Pesquisa
relaciona avanço de energias renováveis à expulsão de comunidades tradicionais
Apontadas
como solução para o aquecimento global, as fontes de energia renováveis vêm
recebendo generosos incentivos públicos e privados. No Brasil, a capacidade
instalada de energia eólica saltou quase dez vezes em uma década, entre 2011 e
2021, passando de 1,2% para 11,4%. Na energia solar, o aumento foi de 26 vezes,
de 0,1% para 2,6%. Se os planos do governo federal se concretizarem, essa
expansão será ainda mais acelerada nas próximas décadas.
Mas
o baixo impacto na atmosfera contrasta com os efeitos gigantescos que parques eólicos e solares promovem ao
nível do chão.
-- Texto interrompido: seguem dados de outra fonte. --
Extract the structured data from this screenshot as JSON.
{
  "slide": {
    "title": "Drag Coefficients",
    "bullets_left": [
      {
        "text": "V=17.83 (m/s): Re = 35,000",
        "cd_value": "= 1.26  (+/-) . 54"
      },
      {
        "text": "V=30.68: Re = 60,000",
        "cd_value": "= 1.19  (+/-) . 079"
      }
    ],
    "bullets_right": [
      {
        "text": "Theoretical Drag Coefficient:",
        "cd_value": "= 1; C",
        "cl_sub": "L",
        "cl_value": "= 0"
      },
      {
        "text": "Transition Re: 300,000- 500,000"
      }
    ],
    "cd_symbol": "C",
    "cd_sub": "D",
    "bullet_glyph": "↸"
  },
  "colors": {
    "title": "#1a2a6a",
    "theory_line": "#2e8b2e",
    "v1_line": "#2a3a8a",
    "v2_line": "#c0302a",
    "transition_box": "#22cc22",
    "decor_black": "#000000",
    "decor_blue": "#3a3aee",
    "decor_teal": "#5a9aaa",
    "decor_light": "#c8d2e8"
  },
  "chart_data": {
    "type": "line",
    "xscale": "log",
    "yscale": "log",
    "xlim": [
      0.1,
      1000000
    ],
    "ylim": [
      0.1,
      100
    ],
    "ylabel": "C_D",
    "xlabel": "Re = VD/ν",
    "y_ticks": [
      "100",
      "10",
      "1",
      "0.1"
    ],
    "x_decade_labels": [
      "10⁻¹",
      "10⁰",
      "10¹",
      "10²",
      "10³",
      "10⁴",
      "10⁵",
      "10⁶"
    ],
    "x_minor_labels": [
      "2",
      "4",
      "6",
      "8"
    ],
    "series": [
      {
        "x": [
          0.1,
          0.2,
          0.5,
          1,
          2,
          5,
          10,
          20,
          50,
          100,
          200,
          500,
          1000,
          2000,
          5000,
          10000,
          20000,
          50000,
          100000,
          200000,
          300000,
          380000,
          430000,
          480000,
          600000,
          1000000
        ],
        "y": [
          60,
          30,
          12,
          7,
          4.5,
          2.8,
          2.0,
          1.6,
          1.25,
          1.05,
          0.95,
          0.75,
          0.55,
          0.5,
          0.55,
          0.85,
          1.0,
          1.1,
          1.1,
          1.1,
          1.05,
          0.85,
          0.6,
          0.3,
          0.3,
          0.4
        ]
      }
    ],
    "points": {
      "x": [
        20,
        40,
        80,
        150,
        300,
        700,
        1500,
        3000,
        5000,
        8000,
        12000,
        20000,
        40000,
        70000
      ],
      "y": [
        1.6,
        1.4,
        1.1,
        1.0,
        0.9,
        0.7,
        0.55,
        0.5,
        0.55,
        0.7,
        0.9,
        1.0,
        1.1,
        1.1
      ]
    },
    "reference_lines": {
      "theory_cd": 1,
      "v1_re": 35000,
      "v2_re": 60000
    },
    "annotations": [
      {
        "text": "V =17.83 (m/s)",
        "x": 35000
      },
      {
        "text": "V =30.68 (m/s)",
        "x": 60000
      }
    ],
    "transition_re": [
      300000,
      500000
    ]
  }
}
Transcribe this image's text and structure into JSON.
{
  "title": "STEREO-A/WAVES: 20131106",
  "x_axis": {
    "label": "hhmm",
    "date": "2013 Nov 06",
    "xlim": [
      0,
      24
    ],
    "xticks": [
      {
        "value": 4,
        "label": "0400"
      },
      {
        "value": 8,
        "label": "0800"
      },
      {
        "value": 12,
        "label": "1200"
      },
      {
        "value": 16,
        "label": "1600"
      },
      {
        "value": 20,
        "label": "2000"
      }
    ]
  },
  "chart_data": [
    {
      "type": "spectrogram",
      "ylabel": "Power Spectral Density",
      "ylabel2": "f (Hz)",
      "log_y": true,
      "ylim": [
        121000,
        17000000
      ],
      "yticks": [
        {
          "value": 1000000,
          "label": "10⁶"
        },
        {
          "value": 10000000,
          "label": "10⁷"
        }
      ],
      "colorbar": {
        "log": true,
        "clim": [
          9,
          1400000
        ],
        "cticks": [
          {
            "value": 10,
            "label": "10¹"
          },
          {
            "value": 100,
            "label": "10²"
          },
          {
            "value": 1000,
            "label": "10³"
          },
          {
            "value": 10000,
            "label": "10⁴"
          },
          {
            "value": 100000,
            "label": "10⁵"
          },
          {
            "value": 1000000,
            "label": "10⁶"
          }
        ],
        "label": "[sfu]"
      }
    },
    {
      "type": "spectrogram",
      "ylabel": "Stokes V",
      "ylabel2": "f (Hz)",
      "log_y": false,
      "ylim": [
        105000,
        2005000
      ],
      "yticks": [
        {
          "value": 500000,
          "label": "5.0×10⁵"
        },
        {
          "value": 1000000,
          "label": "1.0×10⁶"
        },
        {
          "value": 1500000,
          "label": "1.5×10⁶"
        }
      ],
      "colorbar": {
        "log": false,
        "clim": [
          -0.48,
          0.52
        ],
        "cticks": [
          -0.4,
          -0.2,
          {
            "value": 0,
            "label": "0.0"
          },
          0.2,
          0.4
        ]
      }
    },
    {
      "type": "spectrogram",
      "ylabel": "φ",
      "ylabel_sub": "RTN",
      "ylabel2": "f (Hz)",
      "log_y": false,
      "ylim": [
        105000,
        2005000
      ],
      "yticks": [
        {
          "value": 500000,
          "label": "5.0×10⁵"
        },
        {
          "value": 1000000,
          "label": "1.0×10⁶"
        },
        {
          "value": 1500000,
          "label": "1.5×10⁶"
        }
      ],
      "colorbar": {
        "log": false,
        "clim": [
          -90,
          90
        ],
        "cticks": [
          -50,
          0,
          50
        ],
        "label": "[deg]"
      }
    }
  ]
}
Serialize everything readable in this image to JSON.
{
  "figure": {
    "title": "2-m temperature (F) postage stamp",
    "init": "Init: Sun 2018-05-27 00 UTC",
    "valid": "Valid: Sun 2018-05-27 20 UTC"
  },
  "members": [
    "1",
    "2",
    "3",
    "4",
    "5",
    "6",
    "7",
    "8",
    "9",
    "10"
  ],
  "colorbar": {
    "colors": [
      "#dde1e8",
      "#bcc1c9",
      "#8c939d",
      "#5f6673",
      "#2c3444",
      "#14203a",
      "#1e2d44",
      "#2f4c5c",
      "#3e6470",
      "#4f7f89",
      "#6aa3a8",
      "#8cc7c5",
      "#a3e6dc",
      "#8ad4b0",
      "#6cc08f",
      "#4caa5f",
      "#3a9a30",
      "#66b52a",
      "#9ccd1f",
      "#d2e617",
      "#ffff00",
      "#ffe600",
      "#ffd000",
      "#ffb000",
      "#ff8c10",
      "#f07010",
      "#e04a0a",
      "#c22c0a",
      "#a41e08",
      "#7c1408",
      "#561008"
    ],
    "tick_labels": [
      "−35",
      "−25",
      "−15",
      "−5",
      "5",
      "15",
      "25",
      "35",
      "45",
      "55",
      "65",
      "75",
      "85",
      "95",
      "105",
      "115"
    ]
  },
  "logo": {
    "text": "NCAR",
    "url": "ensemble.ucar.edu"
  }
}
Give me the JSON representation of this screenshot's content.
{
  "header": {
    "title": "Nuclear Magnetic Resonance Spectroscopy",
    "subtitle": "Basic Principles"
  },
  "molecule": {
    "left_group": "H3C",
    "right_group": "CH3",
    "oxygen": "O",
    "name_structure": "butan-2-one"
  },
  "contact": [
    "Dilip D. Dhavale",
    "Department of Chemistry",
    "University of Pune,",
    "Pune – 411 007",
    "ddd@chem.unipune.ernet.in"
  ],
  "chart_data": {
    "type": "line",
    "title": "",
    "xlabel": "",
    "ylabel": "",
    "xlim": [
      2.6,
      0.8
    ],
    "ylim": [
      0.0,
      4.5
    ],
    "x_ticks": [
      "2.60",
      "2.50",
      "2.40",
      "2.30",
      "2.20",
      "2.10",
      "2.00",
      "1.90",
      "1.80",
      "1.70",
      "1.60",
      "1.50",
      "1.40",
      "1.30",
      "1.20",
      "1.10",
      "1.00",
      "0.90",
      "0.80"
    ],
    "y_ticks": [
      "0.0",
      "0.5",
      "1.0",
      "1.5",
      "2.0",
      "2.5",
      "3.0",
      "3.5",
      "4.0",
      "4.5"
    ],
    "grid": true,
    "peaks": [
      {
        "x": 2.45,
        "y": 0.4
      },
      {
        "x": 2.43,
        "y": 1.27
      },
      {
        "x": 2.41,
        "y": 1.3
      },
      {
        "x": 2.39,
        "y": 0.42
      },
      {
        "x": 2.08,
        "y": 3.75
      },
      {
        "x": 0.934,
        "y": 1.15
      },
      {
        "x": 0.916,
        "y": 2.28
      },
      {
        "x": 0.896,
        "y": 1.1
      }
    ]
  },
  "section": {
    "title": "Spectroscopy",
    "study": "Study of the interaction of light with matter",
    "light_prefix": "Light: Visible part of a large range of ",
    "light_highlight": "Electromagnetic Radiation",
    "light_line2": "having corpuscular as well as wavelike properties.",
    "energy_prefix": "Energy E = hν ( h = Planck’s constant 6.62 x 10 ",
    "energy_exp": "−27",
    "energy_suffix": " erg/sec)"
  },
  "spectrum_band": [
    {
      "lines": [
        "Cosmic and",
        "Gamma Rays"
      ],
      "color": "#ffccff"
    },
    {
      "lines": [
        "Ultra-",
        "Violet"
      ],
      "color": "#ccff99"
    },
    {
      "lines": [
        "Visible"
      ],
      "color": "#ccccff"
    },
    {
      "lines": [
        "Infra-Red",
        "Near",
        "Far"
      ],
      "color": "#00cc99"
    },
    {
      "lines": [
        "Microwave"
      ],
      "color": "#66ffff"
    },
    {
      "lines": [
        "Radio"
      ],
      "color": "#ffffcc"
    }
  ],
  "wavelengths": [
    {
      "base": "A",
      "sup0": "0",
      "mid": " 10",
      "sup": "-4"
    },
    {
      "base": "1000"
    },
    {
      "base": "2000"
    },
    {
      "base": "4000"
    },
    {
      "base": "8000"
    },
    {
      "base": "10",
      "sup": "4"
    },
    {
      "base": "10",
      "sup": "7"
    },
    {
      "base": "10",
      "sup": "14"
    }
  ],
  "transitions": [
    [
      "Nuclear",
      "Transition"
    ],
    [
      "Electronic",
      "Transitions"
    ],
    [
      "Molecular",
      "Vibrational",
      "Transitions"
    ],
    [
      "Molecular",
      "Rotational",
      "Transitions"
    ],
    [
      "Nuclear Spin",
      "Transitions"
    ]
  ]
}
Há cerca de sete anos, pesquisadores
austríacos estudam a ação destes empreendimentos sobre os povos tradicionais,
especialmente da Caatinga, que de repente se vêem impedidos de acessar áreas
ocupadas há muitas gerações.
“Na
grande maioria, são comunidades tradicionais que ocupam terras públicas”,
explica Thomas Bauer, que atua na Bahia como representante da Comissão Pastoral
da Terra (CPT), referindo-se às comunidades de fundo de pasto,
que compartilham uma mesma terra onde criam animais e coletam frutos e raízes.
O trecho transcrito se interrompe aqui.